Inheritance Tax, Pensions and Wills: Why now is the time to review your plans
For many people, inheritance tax (IHT) has always felt like something that only affected the very wealthy. However, with major changes to pension rules due to come into effect from April 2027, more families may now find themselves affected than ever before.
At Ness Gallagher Solicitors, we are increasingly speaking to clients who want to ensure their affairs are organised properly, their loved ones are protected, and their wishes are clearly set out in a valid Will.
While we are not financial advisers and cannot provide specialist tax or investment advice, it is important to recognise when professional planning may be needed. In many cases, working with both a solicitor and a regulated IFA can help ensure your estate planning is joined up and effective.
Historically, many pension pots sat outside of a person’s estate for inheritance tax purposes. However, the UK Government has confirmed that from 6 April 2027, most unused pension funds and pension death benefits will be included when calculating inheritance tax liability. This means that people whose estates may have been below the threshold for IHT now have to think about – and plan for – an IHT bill on death.

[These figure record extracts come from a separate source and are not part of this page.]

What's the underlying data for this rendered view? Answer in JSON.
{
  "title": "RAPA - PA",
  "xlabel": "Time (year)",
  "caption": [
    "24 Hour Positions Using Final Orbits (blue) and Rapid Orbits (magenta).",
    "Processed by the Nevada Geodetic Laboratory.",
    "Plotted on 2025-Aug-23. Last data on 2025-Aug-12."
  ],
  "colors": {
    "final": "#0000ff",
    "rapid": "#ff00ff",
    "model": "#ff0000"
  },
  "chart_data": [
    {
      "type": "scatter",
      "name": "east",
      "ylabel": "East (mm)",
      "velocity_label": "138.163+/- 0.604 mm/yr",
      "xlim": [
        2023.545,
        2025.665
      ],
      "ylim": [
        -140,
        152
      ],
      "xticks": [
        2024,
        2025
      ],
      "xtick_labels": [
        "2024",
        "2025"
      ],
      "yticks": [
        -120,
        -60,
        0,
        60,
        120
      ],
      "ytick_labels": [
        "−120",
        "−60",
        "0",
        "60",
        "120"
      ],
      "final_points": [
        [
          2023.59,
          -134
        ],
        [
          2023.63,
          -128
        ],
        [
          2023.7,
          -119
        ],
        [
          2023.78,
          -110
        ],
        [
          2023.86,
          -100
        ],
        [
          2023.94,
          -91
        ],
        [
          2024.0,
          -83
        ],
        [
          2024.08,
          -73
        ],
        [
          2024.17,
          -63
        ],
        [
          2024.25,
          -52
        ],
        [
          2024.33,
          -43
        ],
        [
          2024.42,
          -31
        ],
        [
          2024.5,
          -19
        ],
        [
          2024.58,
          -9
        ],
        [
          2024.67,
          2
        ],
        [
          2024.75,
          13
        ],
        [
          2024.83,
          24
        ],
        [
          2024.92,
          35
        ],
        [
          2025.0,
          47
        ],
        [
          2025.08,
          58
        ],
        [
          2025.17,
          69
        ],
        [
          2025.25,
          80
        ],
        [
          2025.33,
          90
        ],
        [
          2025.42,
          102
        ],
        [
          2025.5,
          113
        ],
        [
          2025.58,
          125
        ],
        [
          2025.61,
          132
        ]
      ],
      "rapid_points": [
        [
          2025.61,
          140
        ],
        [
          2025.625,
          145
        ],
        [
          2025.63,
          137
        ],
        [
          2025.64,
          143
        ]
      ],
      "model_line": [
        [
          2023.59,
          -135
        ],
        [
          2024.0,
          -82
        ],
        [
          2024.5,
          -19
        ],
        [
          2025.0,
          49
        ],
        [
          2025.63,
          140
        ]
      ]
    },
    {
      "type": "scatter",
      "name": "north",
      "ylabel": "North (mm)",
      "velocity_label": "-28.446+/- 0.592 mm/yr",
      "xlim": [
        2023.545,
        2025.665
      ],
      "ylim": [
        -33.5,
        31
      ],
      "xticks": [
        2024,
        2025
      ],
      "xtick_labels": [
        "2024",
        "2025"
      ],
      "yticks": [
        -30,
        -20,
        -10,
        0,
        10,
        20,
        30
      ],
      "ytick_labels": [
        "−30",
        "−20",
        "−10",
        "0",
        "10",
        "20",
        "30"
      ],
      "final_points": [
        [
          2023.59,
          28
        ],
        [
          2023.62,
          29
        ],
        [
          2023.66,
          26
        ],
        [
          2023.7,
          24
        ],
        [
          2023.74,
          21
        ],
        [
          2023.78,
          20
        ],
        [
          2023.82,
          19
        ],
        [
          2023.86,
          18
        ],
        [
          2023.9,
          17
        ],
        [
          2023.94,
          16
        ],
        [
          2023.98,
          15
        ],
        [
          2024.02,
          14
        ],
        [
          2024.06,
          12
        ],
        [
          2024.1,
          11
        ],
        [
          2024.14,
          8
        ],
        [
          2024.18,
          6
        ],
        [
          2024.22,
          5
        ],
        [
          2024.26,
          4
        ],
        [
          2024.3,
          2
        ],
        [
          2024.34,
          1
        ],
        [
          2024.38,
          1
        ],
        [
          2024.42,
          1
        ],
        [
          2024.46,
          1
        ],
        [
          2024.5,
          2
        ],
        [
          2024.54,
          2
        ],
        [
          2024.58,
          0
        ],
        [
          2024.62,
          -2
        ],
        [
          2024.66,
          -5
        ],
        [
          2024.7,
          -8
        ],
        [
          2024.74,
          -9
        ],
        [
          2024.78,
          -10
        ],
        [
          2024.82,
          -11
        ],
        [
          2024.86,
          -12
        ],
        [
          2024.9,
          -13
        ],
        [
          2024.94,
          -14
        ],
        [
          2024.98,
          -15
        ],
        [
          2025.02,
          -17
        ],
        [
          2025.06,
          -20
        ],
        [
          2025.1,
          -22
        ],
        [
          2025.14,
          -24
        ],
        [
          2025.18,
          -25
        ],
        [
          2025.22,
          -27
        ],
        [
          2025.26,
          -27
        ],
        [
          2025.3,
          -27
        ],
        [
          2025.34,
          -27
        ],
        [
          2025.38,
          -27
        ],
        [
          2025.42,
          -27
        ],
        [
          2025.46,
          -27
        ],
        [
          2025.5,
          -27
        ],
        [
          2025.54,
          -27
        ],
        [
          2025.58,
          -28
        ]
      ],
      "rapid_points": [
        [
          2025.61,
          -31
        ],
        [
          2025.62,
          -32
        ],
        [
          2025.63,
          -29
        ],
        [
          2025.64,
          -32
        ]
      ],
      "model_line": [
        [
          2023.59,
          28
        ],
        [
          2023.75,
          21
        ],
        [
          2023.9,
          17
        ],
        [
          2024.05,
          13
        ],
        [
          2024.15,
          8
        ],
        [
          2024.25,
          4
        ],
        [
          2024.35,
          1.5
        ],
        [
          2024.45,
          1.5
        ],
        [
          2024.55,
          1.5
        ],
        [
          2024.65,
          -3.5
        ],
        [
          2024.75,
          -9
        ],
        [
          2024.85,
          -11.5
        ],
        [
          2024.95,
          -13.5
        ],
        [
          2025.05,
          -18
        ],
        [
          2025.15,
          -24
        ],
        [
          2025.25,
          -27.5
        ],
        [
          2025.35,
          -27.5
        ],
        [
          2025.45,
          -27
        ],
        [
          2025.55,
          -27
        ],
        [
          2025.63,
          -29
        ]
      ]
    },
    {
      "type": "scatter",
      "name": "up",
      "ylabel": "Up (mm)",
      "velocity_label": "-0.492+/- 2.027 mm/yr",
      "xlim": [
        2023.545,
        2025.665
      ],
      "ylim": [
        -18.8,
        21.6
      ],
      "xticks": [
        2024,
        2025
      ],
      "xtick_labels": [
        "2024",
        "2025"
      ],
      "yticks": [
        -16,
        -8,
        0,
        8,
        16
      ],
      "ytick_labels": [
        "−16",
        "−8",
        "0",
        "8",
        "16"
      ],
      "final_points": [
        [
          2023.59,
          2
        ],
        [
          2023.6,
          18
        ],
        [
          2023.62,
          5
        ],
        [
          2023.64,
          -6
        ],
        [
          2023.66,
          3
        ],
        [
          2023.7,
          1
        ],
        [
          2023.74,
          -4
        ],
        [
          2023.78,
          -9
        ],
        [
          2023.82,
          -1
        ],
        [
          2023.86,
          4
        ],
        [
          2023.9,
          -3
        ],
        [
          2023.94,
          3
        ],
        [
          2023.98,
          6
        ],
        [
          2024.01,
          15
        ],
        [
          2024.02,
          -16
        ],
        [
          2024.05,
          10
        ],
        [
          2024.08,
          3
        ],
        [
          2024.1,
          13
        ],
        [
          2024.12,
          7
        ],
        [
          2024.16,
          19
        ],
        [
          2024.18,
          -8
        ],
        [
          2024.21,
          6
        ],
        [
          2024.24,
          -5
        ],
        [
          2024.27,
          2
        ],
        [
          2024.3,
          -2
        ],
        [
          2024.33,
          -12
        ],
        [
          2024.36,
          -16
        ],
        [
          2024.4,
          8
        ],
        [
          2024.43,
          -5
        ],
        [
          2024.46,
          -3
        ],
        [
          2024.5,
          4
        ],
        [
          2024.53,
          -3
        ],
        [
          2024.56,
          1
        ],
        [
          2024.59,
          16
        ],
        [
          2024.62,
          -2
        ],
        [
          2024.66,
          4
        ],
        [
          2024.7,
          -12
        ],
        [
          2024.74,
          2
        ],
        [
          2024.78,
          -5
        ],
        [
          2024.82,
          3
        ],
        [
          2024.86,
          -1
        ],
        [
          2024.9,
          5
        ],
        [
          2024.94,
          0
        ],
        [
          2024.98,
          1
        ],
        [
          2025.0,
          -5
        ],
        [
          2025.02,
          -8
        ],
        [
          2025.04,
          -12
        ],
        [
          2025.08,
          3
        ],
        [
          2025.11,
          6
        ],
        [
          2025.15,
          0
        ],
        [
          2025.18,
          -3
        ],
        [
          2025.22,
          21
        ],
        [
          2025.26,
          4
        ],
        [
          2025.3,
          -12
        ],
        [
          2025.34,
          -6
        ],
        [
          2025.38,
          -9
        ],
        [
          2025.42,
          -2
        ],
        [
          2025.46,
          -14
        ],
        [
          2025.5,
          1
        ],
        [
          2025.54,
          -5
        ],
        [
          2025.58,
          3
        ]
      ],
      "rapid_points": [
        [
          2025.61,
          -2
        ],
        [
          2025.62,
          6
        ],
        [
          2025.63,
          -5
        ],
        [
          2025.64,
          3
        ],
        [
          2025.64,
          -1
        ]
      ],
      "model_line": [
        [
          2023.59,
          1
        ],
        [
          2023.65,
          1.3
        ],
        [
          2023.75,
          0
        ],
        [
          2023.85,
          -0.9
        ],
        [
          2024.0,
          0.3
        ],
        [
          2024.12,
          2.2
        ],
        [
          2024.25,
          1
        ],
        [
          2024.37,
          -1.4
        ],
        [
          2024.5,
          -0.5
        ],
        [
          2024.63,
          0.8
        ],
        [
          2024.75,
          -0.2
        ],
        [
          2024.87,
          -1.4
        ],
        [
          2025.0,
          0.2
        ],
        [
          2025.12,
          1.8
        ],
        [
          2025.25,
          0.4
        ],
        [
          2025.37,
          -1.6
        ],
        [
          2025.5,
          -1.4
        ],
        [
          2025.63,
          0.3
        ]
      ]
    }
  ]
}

This is a significant change and may affect:
- people with substantial pension savings
- homeowners with rising property values
- business owners
- families who assumed pensions would pass tax-efficiently to children or grandchildren
Even if IHT is not currently a concern, having an up-to-date Will remains one of the most important steps you can take. A properly drafted Will can:
- ensure your assets pass to the people you choose
- appoint guardians for children
- make administration easier for your family
- reduce the risk of disputes
- help coordinate wider estate planning strategies
Without a Will, the law decides who inherits your estate – your property, your money and your possessions – which may not reflect your wishes.
As pension and inheritance tax rules evolve, it is also sensible to ensure that beneficiary nominations, trusts, and estate planning arrangements are reviewed regularly alongside your Will.
Inheritance tax planning is increasingly complex, particularly where pensions, investments, business assets, or gifting strategies are involved, and specialist tax and financial planning advice should always come from a qualified and regulated IFA.
The upcoming reforms are a reminder that estate planning should not be left until later in life or ignored altogether. A simple review of your Will and wider arrangements today could help avoid complications for your family in the future. At Ness Gallagher Solicitors, we can help you put the right legal documents in place and work alongside your financial adviser where appropriate.